# Redhead hen & drake



## rip18 (Nov 14, 2011)

A shot of a redhead hen & drake.  I wish he'd have cocked his head back towards me just a hair...

Nikon D3, Nikkor 400 mm, f/8, 1/200th second, ISO 3200, tripod, natural light, cropped to about 70% of frame, digitally removed an out-of-focus drake ruddy duck.


----------



## Hoss (Nov 14, 2011)

Just how many different ducks did you shoot?  You got an outstanding collection of shots.

Hoss


----------



## Lee Woodie (Nov 14, 2011)

Well done even if he didn't do what you wanted


----------



## rip18 (Nov 14, 2011)

Thanks, y'all.



Hoss said:


> Just how many different ducks did you shoot?

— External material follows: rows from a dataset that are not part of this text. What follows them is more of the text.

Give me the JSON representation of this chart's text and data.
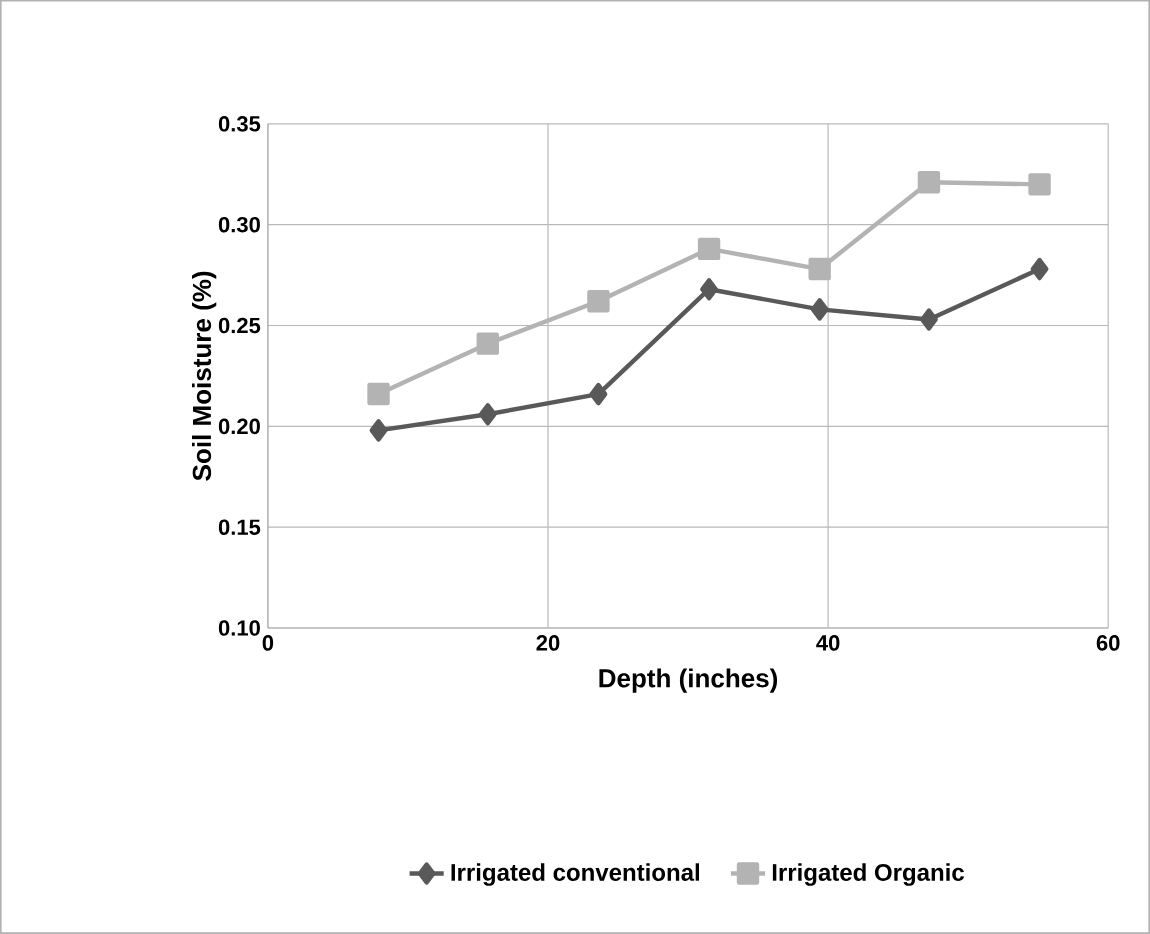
{
  "chart_data": {
    "type": "line",
    "xlabel": "Depth (inches)",
    "ylabel": "Soil Moisture (%)",
    "xlim": [
      0,
      60
    ],
    "xticks": [
      0,
      20,
      40,
      60
    ],
    "ylim": [
      0.1,
      0.35
    ],
    "yticks": [
      {
        "value": 0.1,
        "label": "0.10"
      },
      {
        "value": 0.15,
        "label": "0.15"
      },
      {
        "value": 0.2,
        "label": "0.20"
      },
      {
        "value": 0.25,
        "label": "0.25"
      },
      {
        "value": 0.3,
        "label": "0.30"
      },
      {
        "value": 0.35,
        "label": "0.35"
      }
    ],
    "grid": true,
    "legend": "bottom",
    "line_style": "solid",
    "series": [
      {
        "name": "Irrigated conventional",
        "color": "#595959",
        "marker": "diamond",
        "x": [
          7.9,
          15.7,
          23.6,
          31.5,
          39.4,
          47.2,
          55.1
        ],
        "values": [
          0.198,
          0.206,
          0.216,
          0.268,
          0.258,
          0.253,
          0.278
        ]
      },
      {
        "name": "Irrigated Organic",
        "color": "#b3b3b3",
        "marker": "square",
        "x": [
          7.9,
          15.7,
          23.6,
          31.5,
          39.4,
          47.2,
          55.1
        ],
        "values": [
          0.216,
          0.241,
          0.262,
          0.288,
          0.278,
          0.321,
          0.32
        ]
      }
    ]
  }
}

I don't really know, but it was a lot.  I did count to see how many "keeper" shots I got from that day, and it was around 485.  There were more species that I did NOT shoot than I did...  I reckon I need to go back...


----------



## Topwater (Nov 14, 2011)

Wow!


----------



## cre8foru (Nov 14, 2011)

Great shots of one of my favorite ducks.


----------



## Kadiddlehopper (Nov 14, 2011)

Awesome Photo ,Rip.


----------



## quinn (Nov 14, 2011)

Wow!I'm so glad you are back up and running at full speed!great shootin rip!


----------



## Crickett (Nov 14, 2011)

Awesome!


----------



## wvdawg (Nov 15, 2011)

Sweet couple!  Awesome!


----------



## DRB1313 (Nov 15, 2011)

Best of the Best right there!!  Awesome image Rip.


----------



## leo (Nov 16, 2011)

Beautiful shot, very well done!!


----------